Un momento… ¿eso significaba que todas las píldoras eran, en esencia, el vómito de un horno? ¿Quién podría volver a consumir una después de pensar eso?

—Listo, mira.

Una píldora del tamaño de una cabeza humana rodó hasta los pies de Su Wei.

—¿Qué… es esto? —Su Wei la miró fijamente; parecía una píldora, incluso tenía Nubes de Píldora rojas.

Chiwu dudó un instante; sus llamas titilaron antes de declararlo con orgullo:
—¡Es una versión mejorada de la Píldora Nutritiva! Puedes llamarla Gran Píldora Nutritiva.

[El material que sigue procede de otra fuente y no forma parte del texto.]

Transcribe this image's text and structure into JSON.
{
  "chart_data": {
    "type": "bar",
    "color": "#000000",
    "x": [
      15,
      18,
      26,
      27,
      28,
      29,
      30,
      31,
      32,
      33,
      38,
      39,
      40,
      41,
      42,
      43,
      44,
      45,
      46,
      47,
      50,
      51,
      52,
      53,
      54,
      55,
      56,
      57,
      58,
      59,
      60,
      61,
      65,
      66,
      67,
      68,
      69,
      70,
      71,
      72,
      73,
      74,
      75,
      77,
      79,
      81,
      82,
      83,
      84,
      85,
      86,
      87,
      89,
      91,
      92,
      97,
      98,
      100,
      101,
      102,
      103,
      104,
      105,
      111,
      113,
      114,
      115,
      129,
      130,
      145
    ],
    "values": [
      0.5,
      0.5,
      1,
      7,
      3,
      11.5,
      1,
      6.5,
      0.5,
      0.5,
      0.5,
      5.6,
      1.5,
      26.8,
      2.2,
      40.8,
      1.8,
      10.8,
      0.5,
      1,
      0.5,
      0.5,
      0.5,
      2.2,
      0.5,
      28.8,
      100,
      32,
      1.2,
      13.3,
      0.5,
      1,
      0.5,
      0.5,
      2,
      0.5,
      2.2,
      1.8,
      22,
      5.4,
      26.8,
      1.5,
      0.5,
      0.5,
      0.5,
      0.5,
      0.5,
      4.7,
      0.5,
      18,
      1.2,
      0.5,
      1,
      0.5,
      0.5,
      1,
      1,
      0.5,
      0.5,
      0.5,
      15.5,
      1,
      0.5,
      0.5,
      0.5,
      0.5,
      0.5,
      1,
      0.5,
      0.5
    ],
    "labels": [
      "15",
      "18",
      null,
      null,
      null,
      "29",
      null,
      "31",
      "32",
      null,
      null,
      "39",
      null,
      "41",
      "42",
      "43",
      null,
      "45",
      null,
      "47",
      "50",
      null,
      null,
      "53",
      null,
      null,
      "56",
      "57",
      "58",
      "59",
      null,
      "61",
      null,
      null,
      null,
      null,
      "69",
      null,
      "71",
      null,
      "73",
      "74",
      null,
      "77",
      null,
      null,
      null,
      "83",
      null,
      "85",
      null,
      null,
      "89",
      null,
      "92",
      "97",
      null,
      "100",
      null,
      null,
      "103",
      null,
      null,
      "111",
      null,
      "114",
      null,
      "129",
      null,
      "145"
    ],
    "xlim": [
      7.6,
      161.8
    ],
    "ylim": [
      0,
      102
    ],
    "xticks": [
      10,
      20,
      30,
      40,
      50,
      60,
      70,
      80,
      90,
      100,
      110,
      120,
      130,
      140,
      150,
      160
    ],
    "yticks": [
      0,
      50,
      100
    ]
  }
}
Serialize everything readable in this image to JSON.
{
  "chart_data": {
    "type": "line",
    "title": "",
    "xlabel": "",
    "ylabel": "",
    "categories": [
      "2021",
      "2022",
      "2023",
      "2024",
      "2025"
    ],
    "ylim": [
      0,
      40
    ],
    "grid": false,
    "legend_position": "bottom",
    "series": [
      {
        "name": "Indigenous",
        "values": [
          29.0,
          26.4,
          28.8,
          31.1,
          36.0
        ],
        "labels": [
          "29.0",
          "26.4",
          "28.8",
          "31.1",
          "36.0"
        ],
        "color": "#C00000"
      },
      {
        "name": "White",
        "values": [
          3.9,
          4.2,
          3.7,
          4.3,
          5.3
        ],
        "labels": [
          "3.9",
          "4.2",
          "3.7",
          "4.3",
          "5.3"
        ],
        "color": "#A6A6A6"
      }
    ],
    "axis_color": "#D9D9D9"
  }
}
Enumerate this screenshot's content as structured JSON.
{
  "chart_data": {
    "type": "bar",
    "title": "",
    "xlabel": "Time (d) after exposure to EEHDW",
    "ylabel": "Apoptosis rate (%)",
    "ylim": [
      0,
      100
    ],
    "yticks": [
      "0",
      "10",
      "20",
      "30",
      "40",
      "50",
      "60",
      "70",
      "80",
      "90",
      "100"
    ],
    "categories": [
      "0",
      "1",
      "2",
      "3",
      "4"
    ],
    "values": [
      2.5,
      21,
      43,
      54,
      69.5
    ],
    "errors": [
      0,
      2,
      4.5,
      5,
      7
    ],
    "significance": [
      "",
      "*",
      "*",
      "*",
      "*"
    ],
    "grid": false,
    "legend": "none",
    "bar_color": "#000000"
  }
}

—Una persona solo puede tomar hasta cincuenta Píldoras Nutritivas de grado supremo antes de que pierdan efectividad. Pero mi Gran Píldora Nutritiva… ¡una equivale a cien! Sus efectos son sin duda superiores a los tuyos.

—¿Qué clase de broma es esta? ¿Esto es para consumo humano? —Su Wei señaló furioso la enorme píldora redonda.

—Eso no es asunto tuyo. En el peor de los casos, dásela a bestias espirituales o espera a que alguien aprenda una habilidad divina como la Forma del Dharma Cielo y Tierra. Sea como sea, mi píldora es de mayor calidad que la tuya, así que acepta tu destino de ser mi ayudante de fuelle.

—¡Me niego a reconocer esto como una Píldora Nutritiva!

—Oye, viejo, ¡eso es hacer trampa!

—Yo…

—Caballeros, ya que la competencia terminó, ¿por qué no me hacen un favor? —Viendo que la discusión se prolongaría eternamente, Jiang Li intervino.

—Soberano Humano Jiang.

—Hermano Jiang.

Solo entonces el hombre y el horno notaron la presencia de Jiang Li. Suspendieron temporalmente la pelea; después de todo, frente a un extraño, todavía tenían que mantener la imagen digna de un respetado alquimista y un respetado horno de píldoras.

—Quiero refinar una Píldora de Sangre Pura. ¿Pueden hacerlo?